We explored options that were collective (i.e., team -based rewards) and individual-based rewards, as well as exploring different timeframes for the different remuneration options. This trial gave us an indicator of which elements of the different approaches would work for our team. As people that are field based, working in their own territory with primarily only virtual interaction with their team-mates, we discovered that team-based incentives did not illicit the response we needed. We also established that short, sharp incentives worked well for those with a strong pipeline but didn’t impact across the 3 groups. Similarly, longer time periods for incentives led to disengagement from all but the very top performers.

The Solution:

Taking the key learnings from the trials we created an incentive scheme which ran on a weekly basis, rewarding those in the left “half” of the bell curve above for achieving the targets they had previously been missing, whilst giving our stars the opportunity to boost their earning potential by up to 60% per week.

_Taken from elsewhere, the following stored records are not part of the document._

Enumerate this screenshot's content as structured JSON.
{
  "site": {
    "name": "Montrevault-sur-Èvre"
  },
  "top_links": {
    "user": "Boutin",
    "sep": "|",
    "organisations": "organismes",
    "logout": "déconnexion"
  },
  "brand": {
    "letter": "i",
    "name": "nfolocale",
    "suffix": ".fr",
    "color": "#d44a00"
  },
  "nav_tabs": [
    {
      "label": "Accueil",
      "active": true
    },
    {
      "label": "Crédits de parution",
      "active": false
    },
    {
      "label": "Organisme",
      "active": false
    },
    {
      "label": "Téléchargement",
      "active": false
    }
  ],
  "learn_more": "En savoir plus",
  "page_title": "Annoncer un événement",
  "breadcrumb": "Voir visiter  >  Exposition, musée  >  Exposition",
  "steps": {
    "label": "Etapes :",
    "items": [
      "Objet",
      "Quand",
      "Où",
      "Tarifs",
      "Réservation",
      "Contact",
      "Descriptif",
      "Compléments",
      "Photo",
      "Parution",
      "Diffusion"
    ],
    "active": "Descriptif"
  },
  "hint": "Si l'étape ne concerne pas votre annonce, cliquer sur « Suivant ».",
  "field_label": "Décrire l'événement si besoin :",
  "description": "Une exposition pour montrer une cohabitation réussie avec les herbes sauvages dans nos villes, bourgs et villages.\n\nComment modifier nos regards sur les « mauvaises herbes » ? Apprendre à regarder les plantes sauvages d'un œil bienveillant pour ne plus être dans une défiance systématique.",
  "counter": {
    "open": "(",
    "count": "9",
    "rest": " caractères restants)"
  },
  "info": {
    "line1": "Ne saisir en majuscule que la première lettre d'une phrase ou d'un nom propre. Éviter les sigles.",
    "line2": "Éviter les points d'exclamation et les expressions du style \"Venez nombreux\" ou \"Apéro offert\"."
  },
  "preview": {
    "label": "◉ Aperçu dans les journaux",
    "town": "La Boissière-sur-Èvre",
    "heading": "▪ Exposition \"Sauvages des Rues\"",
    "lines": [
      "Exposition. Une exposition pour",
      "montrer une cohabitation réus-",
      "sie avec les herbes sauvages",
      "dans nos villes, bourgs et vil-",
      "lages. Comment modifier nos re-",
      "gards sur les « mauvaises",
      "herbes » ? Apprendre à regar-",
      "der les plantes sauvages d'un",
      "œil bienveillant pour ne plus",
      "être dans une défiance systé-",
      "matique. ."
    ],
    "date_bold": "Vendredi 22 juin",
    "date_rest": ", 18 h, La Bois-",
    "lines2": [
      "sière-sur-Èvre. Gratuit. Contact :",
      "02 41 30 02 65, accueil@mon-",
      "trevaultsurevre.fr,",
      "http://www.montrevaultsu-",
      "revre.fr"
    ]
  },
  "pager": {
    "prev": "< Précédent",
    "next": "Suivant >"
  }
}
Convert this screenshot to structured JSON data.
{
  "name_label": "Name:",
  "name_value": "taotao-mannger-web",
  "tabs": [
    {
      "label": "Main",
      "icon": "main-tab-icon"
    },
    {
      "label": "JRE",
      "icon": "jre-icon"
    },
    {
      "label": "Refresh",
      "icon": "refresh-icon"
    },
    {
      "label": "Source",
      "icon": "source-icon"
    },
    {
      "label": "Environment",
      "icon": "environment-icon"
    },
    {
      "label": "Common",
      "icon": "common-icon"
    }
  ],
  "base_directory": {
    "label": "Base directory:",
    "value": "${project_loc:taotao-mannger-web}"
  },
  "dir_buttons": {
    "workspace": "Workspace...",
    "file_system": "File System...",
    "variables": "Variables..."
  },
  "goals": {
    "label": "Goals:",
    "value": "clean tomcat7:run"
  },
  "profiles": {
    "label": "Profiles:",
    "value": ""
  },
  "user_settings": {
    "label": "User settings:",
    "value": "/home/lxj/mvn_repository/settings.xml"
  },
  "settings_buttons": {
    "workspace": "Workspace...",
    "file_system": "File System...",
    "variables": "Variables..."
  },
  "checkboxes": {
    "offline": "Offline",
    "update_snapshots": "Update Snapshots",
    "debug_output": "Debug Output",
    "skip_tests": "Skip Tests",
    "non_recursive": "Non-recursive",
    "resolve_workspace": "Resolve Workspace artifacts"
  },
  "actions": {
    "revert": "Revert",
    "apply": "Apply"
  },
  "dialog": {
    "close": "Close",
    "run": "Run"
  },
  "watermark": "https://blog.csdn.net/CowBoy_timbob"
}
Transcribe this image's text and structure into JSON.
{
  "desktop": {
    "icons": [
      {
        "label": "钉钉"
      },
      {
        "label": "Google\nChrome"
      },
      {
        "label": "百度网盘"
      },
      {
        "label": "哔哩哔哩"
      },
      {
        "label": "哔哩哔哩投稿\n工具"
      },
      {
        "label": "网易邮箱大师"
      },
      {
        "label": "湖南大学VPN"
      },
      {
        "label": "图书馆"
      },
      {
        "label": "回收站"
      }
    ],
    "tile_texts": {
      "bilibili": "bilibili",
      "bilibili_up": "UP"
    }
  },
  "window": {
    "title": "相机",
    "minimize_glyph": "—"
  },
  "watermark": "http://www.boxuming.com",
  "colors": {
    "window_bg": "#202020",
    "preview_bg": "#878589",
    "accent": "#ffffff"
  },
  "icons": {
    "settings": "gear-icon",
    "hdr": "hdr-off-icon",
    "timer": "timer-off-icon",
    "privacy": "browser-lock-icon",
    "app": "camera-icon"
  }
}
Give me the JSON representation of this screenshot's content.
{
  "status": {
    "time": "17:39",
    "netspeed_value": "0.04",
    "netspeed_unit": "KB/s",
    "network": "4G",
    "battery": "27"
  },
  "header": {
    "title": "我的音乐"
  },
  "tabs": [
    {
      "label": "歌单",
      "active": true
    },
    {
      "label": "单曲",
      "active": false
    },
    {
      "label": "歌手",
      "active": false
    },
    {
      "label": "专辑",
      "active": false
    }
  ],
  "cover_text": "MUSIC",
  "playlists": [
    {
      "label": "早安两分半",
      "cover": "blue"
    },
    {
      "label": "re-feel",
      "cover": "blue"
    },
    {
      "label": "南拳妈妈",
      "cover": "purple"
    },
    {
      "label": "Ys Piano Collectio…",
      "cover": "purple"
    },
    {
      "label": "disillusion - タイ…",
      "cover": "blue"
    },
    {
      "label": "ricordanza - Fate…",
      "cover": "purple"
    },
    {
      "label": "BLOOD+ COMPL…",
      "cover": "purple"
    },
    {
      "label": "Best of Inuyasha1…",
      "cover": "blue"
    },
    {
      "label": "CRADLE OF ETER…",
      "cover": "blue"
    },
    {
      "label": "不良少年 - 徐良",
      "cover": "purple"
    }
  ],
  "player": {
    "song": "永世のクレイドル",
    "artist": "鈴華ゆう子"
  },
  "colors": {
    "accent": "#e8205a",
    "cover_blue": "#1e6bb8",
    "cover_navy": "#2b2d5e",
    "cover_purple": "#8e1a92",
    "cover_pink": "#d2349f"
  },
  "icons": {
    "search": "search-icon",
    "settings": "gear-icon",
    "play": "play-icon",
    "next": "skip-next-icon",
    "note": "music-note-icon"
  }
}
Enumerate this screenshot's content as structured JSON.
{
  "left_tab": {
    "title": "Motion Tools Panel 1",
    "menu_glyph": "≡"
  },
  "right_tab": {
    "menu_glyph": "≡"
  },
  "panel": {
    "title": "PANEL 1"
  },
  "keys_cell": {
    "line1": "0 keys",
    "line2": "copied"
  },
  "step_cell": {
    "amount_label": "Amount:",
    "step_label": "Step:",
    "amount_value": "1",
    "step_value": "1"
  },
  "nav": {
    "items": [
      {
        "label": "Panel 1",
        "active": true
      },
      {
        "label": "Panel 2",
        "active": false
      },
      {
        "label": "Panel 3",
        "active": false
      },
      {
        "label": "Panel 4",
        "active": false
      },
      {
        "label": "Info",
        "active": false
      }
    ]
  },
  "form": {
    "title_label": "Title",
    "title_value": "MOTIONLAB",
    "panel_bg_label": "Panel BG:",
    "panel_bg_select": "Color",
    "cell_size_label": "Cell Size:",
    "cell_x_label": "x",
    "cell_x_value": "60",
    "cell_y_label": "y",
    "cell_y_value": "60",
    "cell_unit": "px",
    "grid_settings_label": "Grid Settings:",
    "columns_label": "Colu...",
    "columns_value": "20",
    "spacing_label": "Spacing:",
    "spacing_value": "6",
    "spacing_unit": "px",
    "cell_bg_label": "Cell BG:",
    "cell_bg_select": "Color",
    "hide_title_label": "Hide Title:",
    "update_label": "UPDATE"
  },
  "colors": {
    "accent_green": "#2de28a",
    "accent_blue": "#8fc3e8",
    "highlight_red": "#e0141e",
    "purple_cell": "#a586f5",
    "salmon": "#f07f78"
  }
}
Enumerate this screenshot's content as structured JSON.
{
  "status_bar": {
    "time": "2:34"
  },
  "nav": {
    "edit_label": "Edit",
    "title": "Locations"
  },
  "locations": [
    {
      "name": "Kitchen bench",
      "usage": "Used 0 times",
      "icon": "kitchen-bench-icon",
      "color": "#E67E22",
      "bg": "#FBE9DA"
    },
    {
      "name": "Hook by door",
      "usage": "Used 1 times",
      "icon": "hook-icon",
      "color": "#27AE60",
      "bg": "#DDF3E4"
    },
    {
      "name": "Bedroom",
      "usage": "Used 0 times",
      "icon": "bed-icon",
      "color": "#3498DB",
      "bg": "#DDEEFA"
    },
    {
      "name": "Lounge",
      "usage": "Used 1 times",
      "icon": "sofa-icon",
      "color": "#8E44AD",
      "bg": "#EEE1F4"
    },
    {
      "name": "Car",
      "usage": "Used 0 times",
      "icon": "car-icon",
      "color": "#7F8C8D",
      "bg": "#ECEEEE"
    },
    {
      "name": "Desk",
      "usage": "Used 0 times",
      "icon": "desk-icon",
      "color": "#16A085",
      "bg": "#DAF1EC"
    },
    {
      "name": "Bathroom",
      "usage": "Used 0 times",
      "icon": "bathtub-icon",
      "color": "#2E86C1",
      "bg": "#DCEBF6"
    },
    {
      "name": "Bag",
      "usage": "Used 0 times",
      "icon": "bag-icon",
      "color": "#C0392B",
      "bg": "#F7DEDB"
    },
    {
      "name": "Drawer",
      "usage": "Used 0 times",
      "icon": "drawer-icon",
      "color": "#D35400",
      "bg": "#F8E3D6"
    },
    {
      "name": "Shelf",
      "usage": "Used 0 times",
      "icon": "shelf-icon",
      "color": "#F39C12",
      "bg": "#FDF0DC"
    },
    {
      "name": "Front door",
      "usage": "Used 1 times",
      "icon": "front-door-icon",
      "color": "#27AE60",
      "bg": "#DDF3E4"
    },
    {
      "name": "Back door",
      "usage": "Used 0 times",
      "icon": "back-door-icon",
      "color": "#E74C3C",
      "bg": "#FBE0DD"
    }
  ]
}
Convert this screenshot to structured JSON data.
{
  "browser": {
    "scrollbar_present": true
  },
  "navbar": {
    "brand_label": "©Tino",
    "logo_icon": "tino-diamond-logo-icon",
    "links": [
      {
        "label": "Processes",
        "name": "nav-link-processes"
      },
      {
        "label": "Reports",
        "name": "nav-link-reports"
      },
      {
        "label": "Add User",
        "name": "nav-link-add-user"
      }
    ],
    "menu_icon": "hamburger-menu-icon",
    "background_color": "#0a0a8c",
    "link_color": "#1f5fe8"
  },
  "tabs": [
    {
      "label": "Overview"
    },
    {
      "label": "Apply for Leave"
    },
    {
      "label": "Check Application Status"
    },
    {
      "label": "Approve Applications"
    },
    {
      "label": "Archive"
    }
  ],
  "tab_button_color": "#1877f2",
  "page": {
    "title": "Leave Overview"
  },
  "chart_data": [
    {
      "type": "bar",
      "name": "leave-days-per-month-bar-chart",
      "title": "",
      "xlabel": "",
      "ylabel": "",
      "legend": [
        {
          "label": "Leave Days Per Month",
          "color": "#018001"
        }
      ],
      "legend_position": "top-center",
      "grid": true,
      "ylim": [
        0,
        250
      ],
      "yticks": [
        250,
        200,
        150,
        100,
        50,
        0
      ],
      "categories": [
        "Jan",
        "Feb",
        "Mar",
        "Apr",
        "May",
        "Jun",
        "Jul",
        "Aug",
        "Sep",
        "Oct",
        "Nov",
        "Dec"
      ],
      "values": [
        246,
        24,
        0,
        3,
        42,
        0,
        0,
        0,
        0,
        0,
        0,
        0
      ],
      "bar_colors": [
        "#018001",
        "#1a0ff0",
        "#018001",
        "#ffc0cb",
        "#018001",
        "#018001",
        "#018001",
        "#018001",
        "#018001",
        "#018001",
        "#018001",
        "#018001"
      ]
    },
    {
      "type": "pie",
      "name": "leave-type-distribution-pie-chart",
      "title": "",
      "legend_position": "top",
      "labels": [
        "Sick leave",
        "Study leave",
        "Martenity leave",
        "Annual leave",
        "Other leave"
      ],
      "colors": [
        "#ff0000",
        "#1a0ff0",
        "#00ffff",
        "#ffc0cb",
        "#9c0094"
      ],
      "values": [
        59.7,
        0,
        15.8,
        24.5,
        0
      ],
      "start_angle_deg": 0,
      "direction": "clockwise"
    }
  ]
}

Since introducing the scheme, we have seen performance increase by over 20%, and the number of team members working at or above their targets is at the highest level we have seen since 2020.

Key Learnings:

Our construction and implementation of the incentive scheme aligned with the research by the Incentive Research Foundation:

  1. Cause of under-performance is lack of motivation
    In the case study above, there was not less of a lack of motivation, but there was little in place to generate sufficient motivation to go “above and beyond” for the better performers.
  1. Desired goals are quantifiable
    The goals we set we clear and easy to understand and gave the team specific quantifiable targets to work with.
  1. The goals are challenging but achievable
    The stretch targets in place push the team to try to deliver up to 200% of the weekly target, but we have consistently seen a variety of team members deliver those stretch targets.
  1. The desired behaviours align with strategic organisational goals
    The goals aligned with our strategic target of delivering our annual sales target and provide the opportunity for both the salespeople and the sales managers to continually push above and beyond the weekly sales targets.